In an effort to identify instances of nursing home abuse and neglect, the Illinois Department of Public Health has implemented a death reporting program in ten counties in Illinois. The pilot program requires nursing homes to immediately report nursing home deaths to the county coroner. Once reported, it is up to the county coroner to investigate the facts surrounding the death and determine if the death was related to nursing home abuse or neglect.
From July 1, 2007 through June 30, 2008, 8 suspicious deaths were attributed to mistreatment in nursing homes out of a reported 3,669 total nursing home deaths. The pilot program empowered coroners to investigate deaths by phone, fax, or in person each and assess if abuse or neglect might have contributed to a resident’s death. The pilot program ran in the Illinois counties of Champaign, Effingham, Kane, Kankakee, Lake, LaSalle, Lee, McLean, McHenry and Morgan.
Of the eight deaths that were attributed to improper nursing care, several fines were imposed against the facilities by state and federal authorities. In Champaign County, the coroner’s tip-off resulted in federal officials imposing a fine against the Champaign County Nursing Home of $13,600 for the death of a 94-year-old woman who died from a pulmonary embolism shortly after fracturing her leg during a transfer out of bed. Also in Champaign County, the coroner’s tip-off lead to a $52,500 state fine was imposed against Pleasant Meadows Christian Village Nursing Home for improper treatment of a resident’s bedsore that had advanced to sepsis and ultimate death.
Richard Dees, Chief of Public Health’s Bureau of Long-term Care, says it appears the project failed to show that a state law requiring nursing home death reporting and investigations would have a ‘conclusive’ benefit. Pointing to the relatively small number of suspicious deaths reported by local coroners.
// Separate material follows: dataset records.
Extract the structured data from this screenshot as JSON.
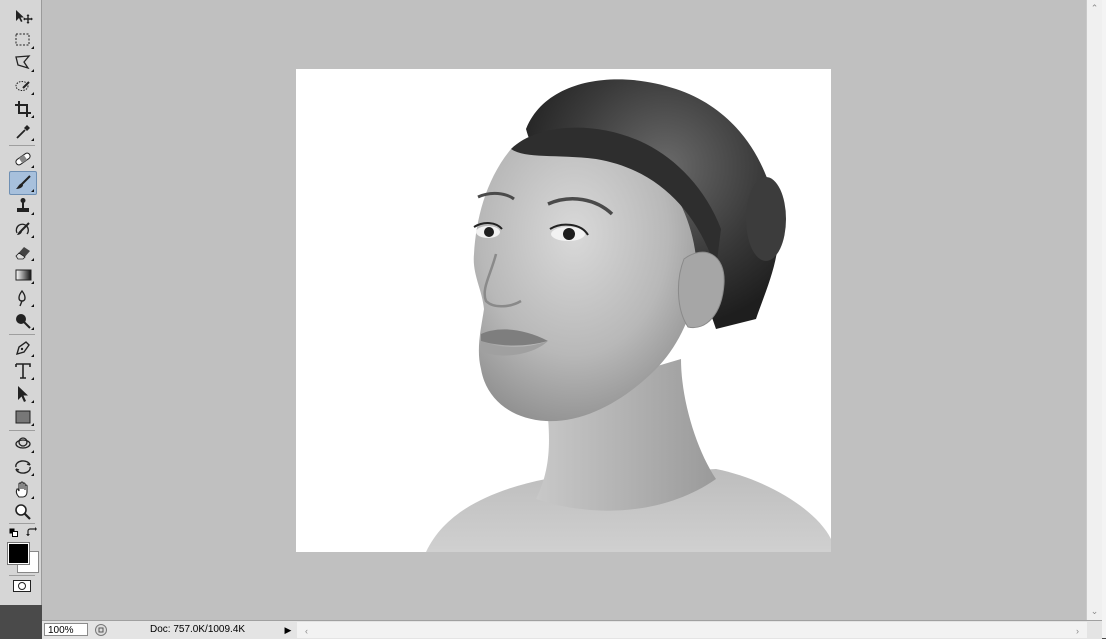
{
  "toolbar": {
    "tools": [
      {
        "name": "move-tool",
        "icon": "move-icon"
      },
      {
        "name": "rectangular-marquee-tool",
        "icon": "marquee-icon"
      },
      {
        "name": "polygonal-lasso-tool",
        "icon": "lasso-icon"
      },
      {
        "name": "quick-selection-tool",
        "icon": "quick-selection-icon"
      },
      {
        "name": "crop-tool",
        "icon": "crop-icon"
      },
      {
        "name": "eyedropper-tool",
        "icon": "eyedropper-icon"
      },
      {
        "name": "healing-brush-tool",
        "icon": "bandage-icon"
      },
      {
        "name": "brush-tool",
        "icon": "brush-icon",
        "active": true
      },
      {
        "name": "clone-stamp-tool",
        "icon": "stamp-icon"
      },
      {
        "name": "history-brush-tool",
        "icon": "history-brush-icon"
      },
      {
        "name": "eraser-tool",
        "icon": "eraser-icon"
      },
      {
        "name": "gradient-tool",
        "icon": "gradient-icon"
      },
      {
        "name": "blur-tool",
        "icon": "blur-icon"
      },
      {
        "name": "dodge-tool",
        "icon": "dodge-icon"
      },
      {
        "name": "pen-tool",
        "icon": "pen-icon"
      },
      {
        "name": "type-tool",
        "icon": "type-icon",
        "glyph": "T"
      },
      {
        "name": "path-selection-tool",
        "icon": "arrow-icon"
      },
      {
        "name": "rectangle-shape-tool",
        "icon": "rectangle-icon"
      },
      {
        "name": "3d-rotate-tool",
        "icon": "3d-rotate-icon"
      },
      {
        "name": "3d-orbit-tool",
        "icon": "3d-orbit-icon"
      },
      {
        "name": "hand-tool",
        "icon": "hand-icon"
      },
      {
        "name": "zoom-tool",
        "icon": "magnifier-icon"
      }
    ],
    "foreground_color": "#000000",
    "background_color": "#ffffff"
  },
  "canvas": {
    "background": "#c0c0c0",
    "document_image": "grayscale portrait of a woman looking upward"
  },
  "statusbar": {
    "zoom": "100%",
    "doc_info": "Doc: 757.0K/1009.4K"
  }
}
Arkansas and Missouri are currently the only states that require nursing homes to report all nursing home deaths to local coroners. In Illinois, it is left to the coroner’s discretion as to investigate the death. Most coroners and medical examiners only investigate nursing home deaths if the family requests they do so or if criminal activity is suspected. Sadly, the failure of the state to implement any laws mandating the report of nursing home deaths will result in countless cases of improper nursing home care–especially cases of nursing home neglect– that will forever go undetected.